G-III Apparel Group (GIII -4.75%) isn't exactly a household name, although its products are probably in the average investor's closet, including Marc New York apparel and Bass shoes. The company has found great success over the years as a wholesale manufacturer of licensed brands, especially from its growing relationship with PVH's Calvin Klein label. 

However, G-III has switched tactics a bit lately, betting big on retail with its November purchase of shoemaker G.H. Bass, a transaction that doubled its overall retail store footprint. So, after a solid share price advance over the past year, does G-III have more upside for investors?

What's the value?
Despite a relatively anonymous corporate identity, G-III has built one of the top licensed-apparel operations, manufacturing a diverse product assortment from more than 30 licensors, which it sells to roughly 2,900 retail buyers. G-III's size and experience in the wholesale segment allows it to be a valuable business partner to licensed-brand owners, creating opportunities in additional product categories that further increase its production efficiency.

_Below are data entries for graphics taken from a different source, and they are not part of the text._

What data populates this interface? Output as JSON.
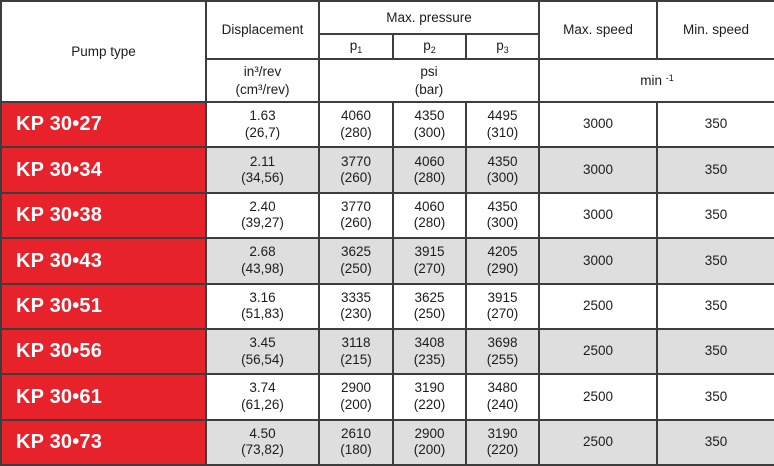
{
  "colors": {
    "accent_red": "#e8222a",
    "row_alt_gray": "#dedede",
    "border": "#3d3d3d"
  },
  "header": {
    "pump_type": "Pump type",
    "displacement": "Displacement",
    "max_pressure": "Max. pressure",
    "max_speed": "Max. speed",
    "min_speed": "Min. speed",
    "p1": {
      "base": "p",
      "sub": "1"
    },
    "p2": {
      "base": "p",
      "sub": "2"
    },
    "p3": {
      "base": "p",
      "sub": "3"
    },
    "disp_unit_line1": "in³/rev",
    "disp_unit_line2": "(cm³/rev)",
    "pressure_unit_line1": "psi",
    "pressure_unit_line2": "(bar)",
    "speed_unit_base": "min ",
    "speed_unit_sup": "-1"
  },
  "rows": [
    {
      "pump": "KP 30•27",
      "disp_in": "1.63",
      "disp_cm": "(26,7)",
      "p1_psi": "4060",
      "p1_bar": "(280)",
      "p2_psi": "4350",
      "p2_bar": "(300)",
      "p3_psi": "4495",
      "p3_bar": "(310)",
      "max_speed": "3000",
      "min_speed": "350"
    },
    {
      "pump": "KP 30•34",
      "disp_in": "2.11",
      "disp_cm": "(34,56)",
      "p1_psi": "3770",
      "p1_bar": "(260)",
      "p2_psi": "4060",
      "p2_bar": "(280)",
      "p3_psi": "4350",
      "p3_bar": "(300)",
      "max_speed": "3000",
      "min_speed": "350"
    },
    {
      "pump": "KP 30•38",
      "disp_in": "2.40",
      "disp_cm": "(39,27)",
      "p1_psi": "3770",
      "p1_bar": "(260)",
      "p2_psi": "4060",
      "p2_bar": "(280)",
      "p3_psi": "4350",
      "p3_bar": "(300)",
      "max_speed": "3000",
      "min_speed": "350"
    },
    {
      "pump": "KP 30•43",
      "disp_in": "2.68",
      "disp_cm": "(43,98)",
      "p1_psi": "3625",
      "p1_bar": "(250)",
      "p2_psi": "3915",
      "p2_bar": "(270)",
      "p3_psi": "4205",
      "p3_bar": "(290)",
      "max_speed": "3000",
      "min_speed": "350"
    },
    {
      "pump": "KP 30•51",
      "disp_in": "3.16",
      "disp_cm": "(51,83)",
      "p1_psi": "3335",
      "p1_bar": "(230)",
      "p2_psi": "3625",
      "p2_bar": "(250)",
      "p3_psi": "3915",
      "p3_bar": "(270)",
      "max_speed": "2500",
      "min_speed": "350"
    },
    {
      "pump": "KP 30•56",
      "disp_in": "3.45",
      "disp_cm": "(56,54)",
      "p1_psi": "3118",
      "p1_bar": "(215)",
      "p2_psi": "3408",
      "p2_bar": "(235)",
      "p3_psi": "3698",
      "p3_bar": "(255)",
      "max_speed": "2500",
      "min_speed": "350"
    },
    {
      "pump": "KP 30•61",
      "disp_in": "3.74",
      "disp_cm": "(61,26)",
      "p1_psi": "2900",
      "p1_bar": "(200)",
      "p2_psi": "3190",
      "p2_bar": "(220)",
      "p3_psi": "3480",
      "p3_bar": "(240)",
      "max_speed": "2500",
      "min_speed": "350"
    },
    {
      "pump": "KP 30•73",
      "disp_in": "4.50",
      "disp_cm": "(73,82)",
      "p1_psi": "2610",
      "p1_bar": "(180)",
      "p2_psi": "2900",
      "p2_bar": "(200)",
      "p3_psi": "3190",
      "p3_bar": "(220)",
      "max_speed": "2500",
      "min_speed": "350"
    }
  ]
}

However, the company seems to realize the risk of relying on third-party brands for a majority of its sales, a situation that has likely motivated its recent brand-acquisition activities.

In fiscal year 2013, G-III has reported strong financial results, with a top-line gain of 21.6%, aided by sales strength across its business units. G-III has continued to benefit from the popularity of the Calvin Klein brand as well as from its own ability to secure licenses for additional product lines from the brand's owner, including the forthcoming introduction of swimwear in the spring of 2014. More important, G-III's growing retail segment seems to be finally approaching an inflection point, with an improved profit level that should gain further traction from the addition of Bass' 160 stores.

Avoiding a quagmire
Of course, a larger retail presence is no guarantee of continued success for G-III, as judged by the troubles of some of its like-minded competitors, like Guess? (GES -2.80%). The luxury-apparel designer has been on an aggressive store-development binge over the past few years, especially in the Eastern European and Asia-Pacific regions, with the intention of lowering its reliance on its wholesale customer base.

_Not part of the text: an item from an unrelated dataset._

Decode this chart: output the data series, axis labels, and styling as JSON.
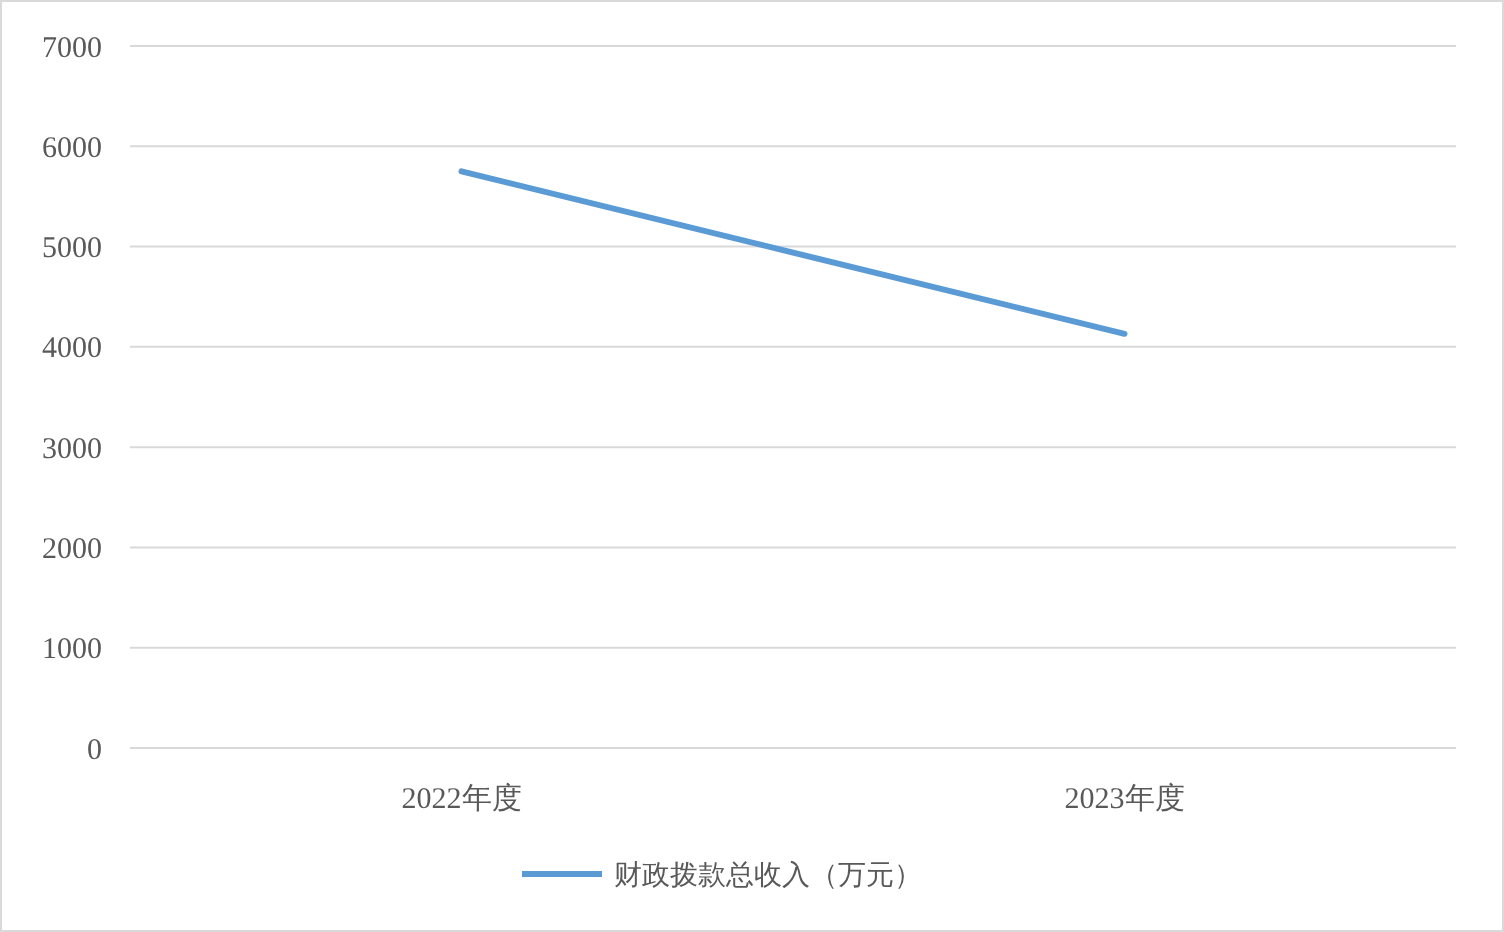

Guess?' results, though, have been less than noteworthy lately, including a contraction of its revenue and operating income in FY 2014, due primarily to weakness in its large North American and Western European markets. The company's retail operation has been a particularly poor performer, with negative comparable-store sales, which has forced management into a comprehensive review of its retail footprint. 

Fortunately, Guess?' relatively large licensing segment provides it with a steady stream of stable cash flow, buying the company time to turn around its retail segment's fortunes.

Also struggling in the competitive retail environment is The Jones Group (NYSE: JNY), the owner of a motley assortment of apparel brands, led by its Jones New York and Anne Klein nameplates. Like Guess?, Jones Group has built a sizable global footprint of retail stores in order to offset its reliance on its department-store partners, which still account for roughly half of its overall sales.

Unfortunately, Jones Group's retail operations have been a perennial source of losses for the company, especially in the domestic market, a trend that finally forced management into action with the introduction of a downsizing initiative in 2012.  However, the delayed restructuring action seems to have been too little too late, as the retail segment's inventory-stocking needs continue to be a drain on the company's operating cash flow, leading to a current weak financial position. 

Not surprisingly, Jones Group found itself essentially needing to take a buyout offer from retail-focused investment firm Sycamore Partners in mid-December, which will hopefully allow it to restructure its operations away from the public glare.

The bottom line
G-III's ability to correctly forecast apparel-fashion trends has led to a solidly profitable licensed-apparel business, as well as a strong multiyear run for its stock price. However, the company might have some tougher sledding ahead as it tries to find a similar level of success in the retail space, an area that has been a quagmire for some of its competitors. As such, investors might want to wait for share-price weakness on any market sell-off prior to adding a position.